Don't you think that there are more ancient dumps in the background?

The slopes of these hills are composed of such a small barrow. Well, why not waste rock heaps? Erosion breaks down rocks into sand and dust, not into fine and not very stone.

If you do not inform that this is supposedly natural, then it will quite pass for mounds of waste rock.

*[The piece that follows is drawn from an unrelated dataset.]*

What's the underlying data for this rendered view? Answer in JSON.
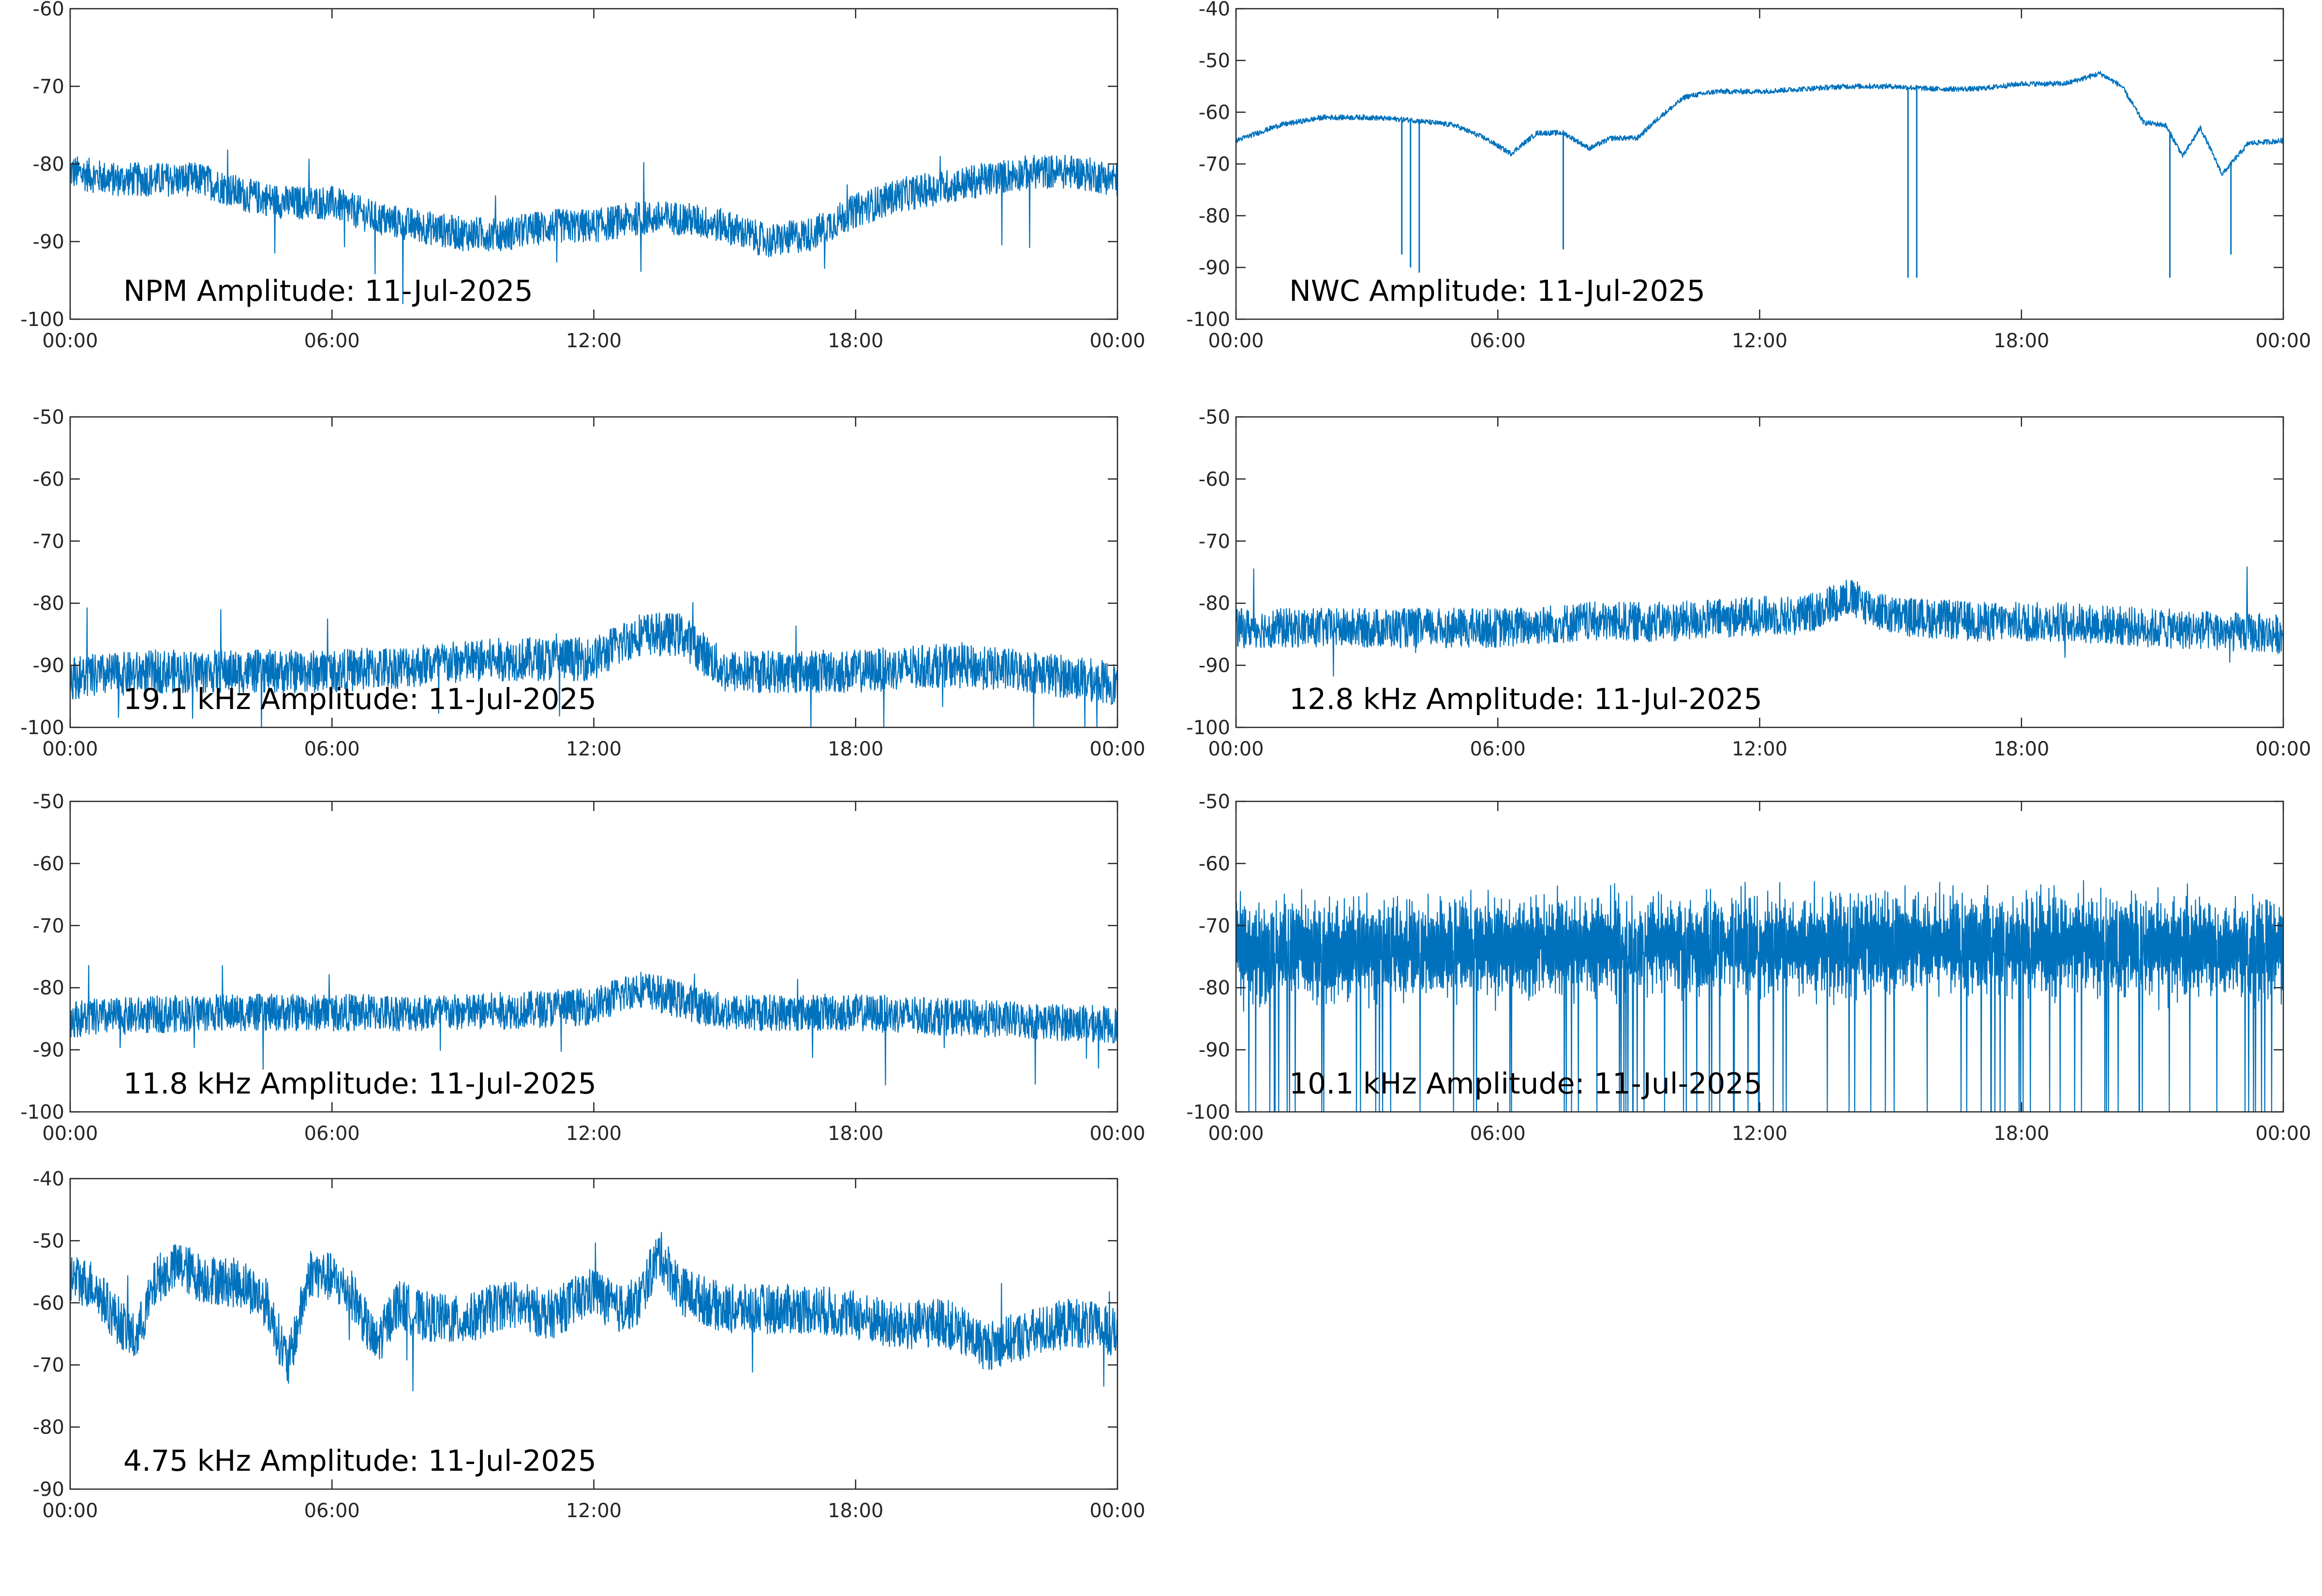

Layered outliers in the background

In conclusion, I would like to add information about borehole in-situ leaching (ISL): The usual way of uranium mining is to extract ore from the bowels, crush it and process it to obtain the desired metals. In the SPV technology, which is also known as solution mining, the rock remains in place, wells are pierced across the field, through which fluids are then pumped to leach metal from the ore. In global practice, solutions based on acids and alkalis are used in the SPW process; however, in Russia, as well as in Australia, Canada and Kazakhstan, the latter are not used, preferring sulfuric acid H2SO4. The production of radioactive metal in our country is carried out by the traditional mine method and the modern method of borehole in-situ leaching (SPL). The latter already accounts for more than 30% of the total production volume. Pumps play a major role in the in-situ leaching process. They are used already at the very first stage - pumping out groundwater, into which an acidic reagent and an oxidizing component based on hydrogen peroxide or oxygen are then added. Then, with the help of downhole equipment, the solution is pumped into the geotechnical field. The uranium-enriched liquid enters the production wells, from where it is sent again with the help of pumps to the processing unit, where, in the process of sorption, uranium is deposited on an ion-exchange resin. Then the metal is separated chemically, the suspension is dewatered and dried to obtain the final product. The process solution is again saturated with oxygen (if necessary, with sulfuric acid) and returned to the cycle.

And one more example, but from a different place. Notice the details of this polystratus tree fossil photo:

It is possible that the waste rock was poured into the forest using the SPV technology (if we talk about underground leaching of metals). And it has nothing to do with the flood. Sorry, I don't know the place.